Minnesotans are thoughtful, practical people. We exercise due diligence before making sweeping decisions that impact our communities. Forthcoming action from the Minnesota Pollution Control Agency (MPCA) on Minnesota’s wild rice sulfate standard should be no different. That’s why the Iron Ore Alliance — a joint initiative of the United Steelworkers and U.S. Steel — is pleased that new information is available that definitively shows that the current standard is not supported by science.

 

Minnesota’s wild rice sulfate standard has received considerable scrutiny in recent years — and rightly so. For those unfamiliar with this issue, sulfate is a naturally occurring compound, but it is also created as a byproduct of taconite mining operations and wastewater treatment plants. The current standard, prohibiting more than 10 milligrams per liter (mg/L) in wild rice waters, was implemented in 1973 based on research conducted prior to World War II. Keep in mind that even drinking water contains safe sulfate levels up to 250 mg/L.

This sulfate standard is the only regulation of its kind in the country, and it has never been consistently enforced in Minnesota. Why? Because wild rice often grows well in waters containing sulfate levels greater than 10 mg/L, and the treatment technology required to meet this questionable standard could have a negative economic impact on communities throughout our state — not just mining communities on the Iron Range.

To be clear, we understand and appreciate the perspective of Minnesotans who depend on the health of wild rice for economic and cultural reasons. But recent state-funded research confirmed that wild rice is not affected by sulfate until levels reach up to 1,600 mg/L — levels far beyond the current standard. Following this conclusion, the MPCA recommended additional, more thorough research about the impact of sulfide — the byproduct created when sulfate mixes with sediment where wild rice is rooted. Thankfully, the scientific data on sulfide we previously lacked is now available.

From the 1940s to the present, scientists and regulators have been in agreement that if sulfur impacted wild rice, it would happen during the early life stages of the plant. A new study conducted by Fort Environmental Laboratories found that sulfide is not toxic to wild rice seedlings at levels that typically exist in Minnesota wild rice waters. Fort Environmental Laboratories is one of the best environmental toxicology laboratories in the country. Its study followed MPCA recommendations, and the results were audited and certified in accordance with Good Laboratory Practice criteria.

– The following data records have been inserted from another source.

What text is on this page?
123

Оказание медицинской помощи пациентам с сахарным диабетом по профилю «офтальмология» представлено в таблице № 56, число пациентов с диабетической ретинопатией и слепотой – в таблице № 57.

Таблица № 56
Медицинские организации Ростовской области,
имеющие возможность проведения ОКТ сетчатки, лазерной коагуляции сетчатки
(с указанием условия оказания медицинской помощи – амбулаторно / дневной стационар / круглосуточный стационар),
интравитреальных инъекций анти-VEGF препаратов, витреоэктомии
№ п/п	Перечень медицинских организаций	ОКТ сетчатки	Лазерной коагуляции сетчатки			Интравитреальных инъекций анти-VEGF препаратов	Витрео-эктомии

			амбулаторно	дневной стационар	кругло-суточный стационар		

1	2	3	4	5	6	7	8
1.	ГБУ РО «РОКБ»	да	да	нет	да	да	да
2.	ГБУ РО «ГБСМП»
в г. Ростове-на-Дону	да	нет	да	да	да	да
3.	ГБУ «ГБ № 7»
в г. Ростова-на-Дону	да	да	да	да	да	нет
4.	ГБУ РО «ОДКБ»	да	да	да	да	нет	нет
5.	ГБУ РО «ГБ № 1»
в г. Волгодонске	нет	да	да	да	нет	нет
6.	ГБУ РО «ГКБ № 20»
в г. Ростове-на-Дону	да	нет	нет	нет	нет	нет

This new, unbiased, scientific evidence confirms what we have suspected for some time: Minnesota’s current wild rice sulfate standard is bad policy — and it’s the wrong direction for our state. The potential for Minnesota businesses and communities to suffer economic hardship because of a regulation not supported by science is deeply concerning. However, the public has the ability to make a difference.

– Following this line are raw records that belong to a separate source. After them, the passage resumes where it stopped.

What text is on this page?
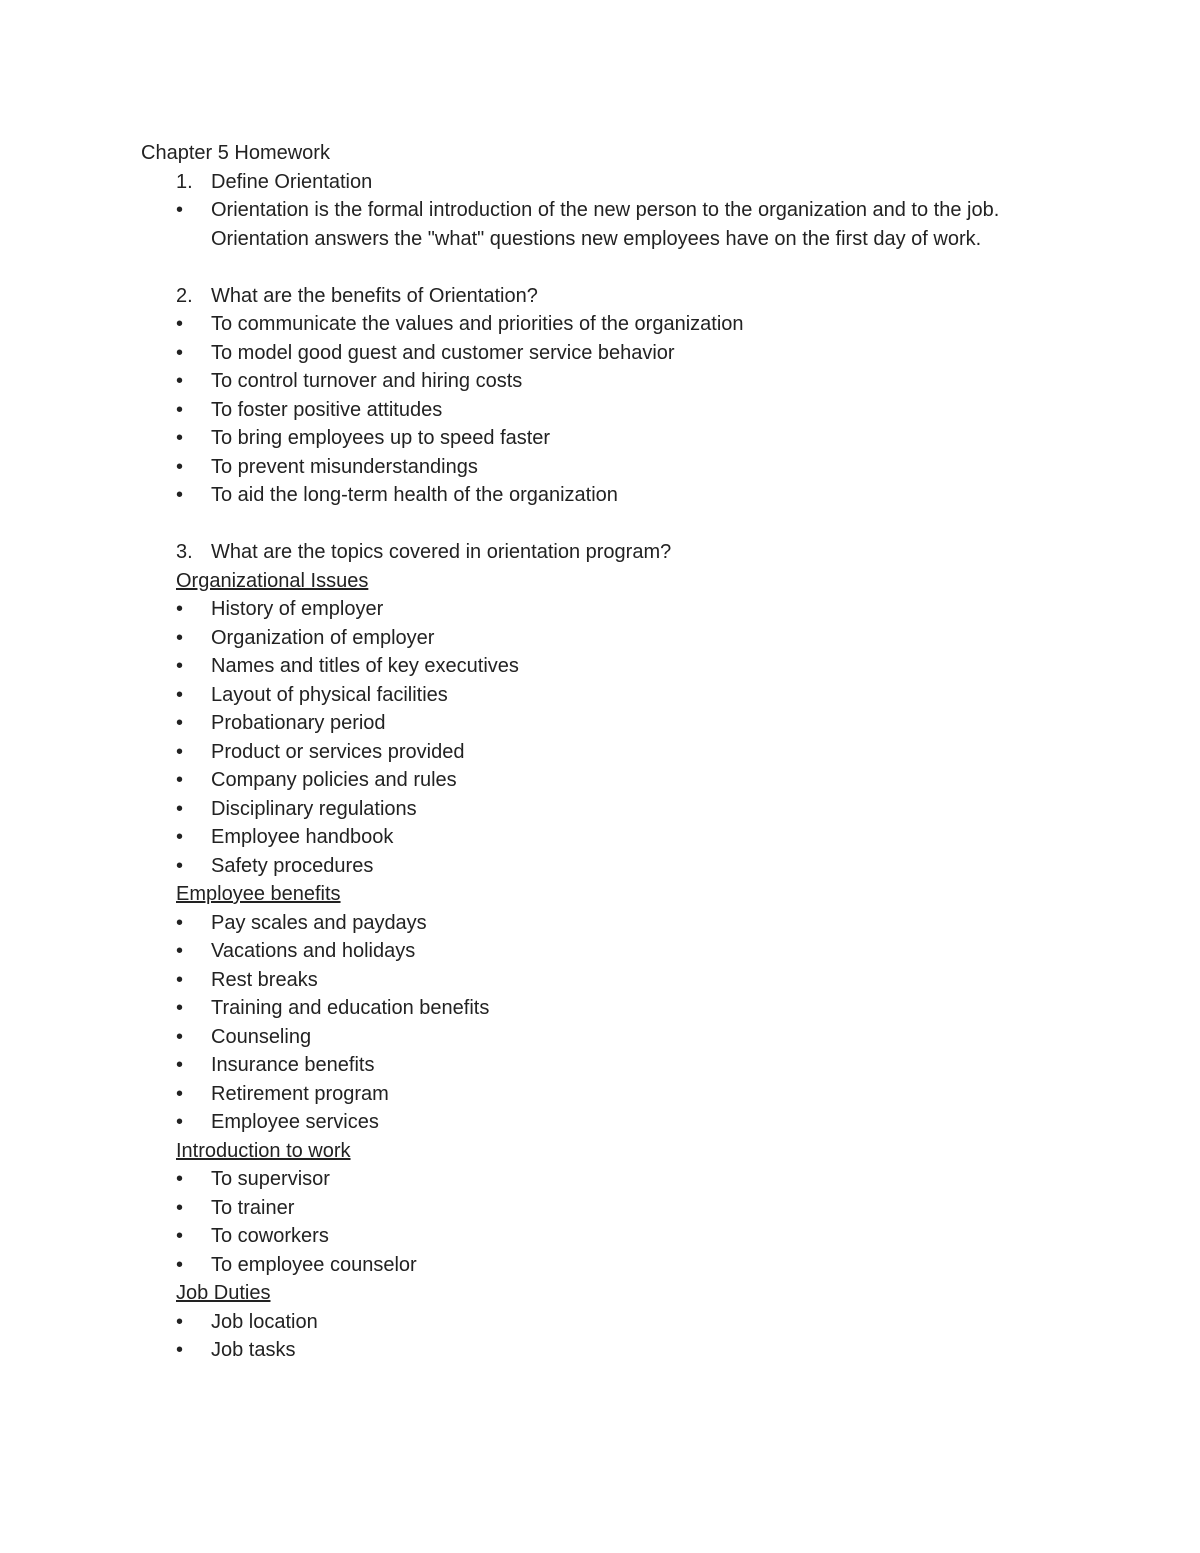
Chapter 5 Homework
1. Define Orientation
• Orientation is the formal introduction of the new person to the organization and to the job. Orientation answers the "what" questions new employees have on the first day of work.
2. What are the benefits of Orientation?
• To communicate the values and priorities of the organization
• To model good guest and customer service behavior
• To control turnover and hiring costs
• To foster positive attitudes
• To bring employees up to speed faster
• To prevent misunderstandings
• To aid the long-term health of the organization
3. What are the topics covered in orientation program?
Organizational Issues
• History of employer
• Organization of employer
• Names and titles of key executives
• Layout of physical facilities
• Probationary period
• Product or services provided
• Company policies and rules
• Disciplinary regulations
• Employee handbook
• Safety procedures
Employee benefits
• Pay scales and paydays
• Vacations and holidays
• Rest breaks
• Training and education benefits
• Counseling
• Insurance benefits
• Retirement program
• Employee services
Introduction to work
• To supervisor
• To trainer
• To coworkers
• To employee counselor
Job Duties
• Job location
• Job tasks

The MPCA is accepting public comments about the sulfate standard until Friday. We urge readers to submit their thoughts via e-mail to minnrule7050.pca@state.mn.us. Let the MPCA know that 10 mg/L is wrong and that any regulation must be based on sound scientific data.

 

John Rebrovich is assistant to the director of United Steelworkers District 11 and is co-chair of the Iron Ore Alliance. Chris Masciantonio is general manager of governmental affairs at United States Steel Corp. and is co-chair of the Iron Ore Alliance.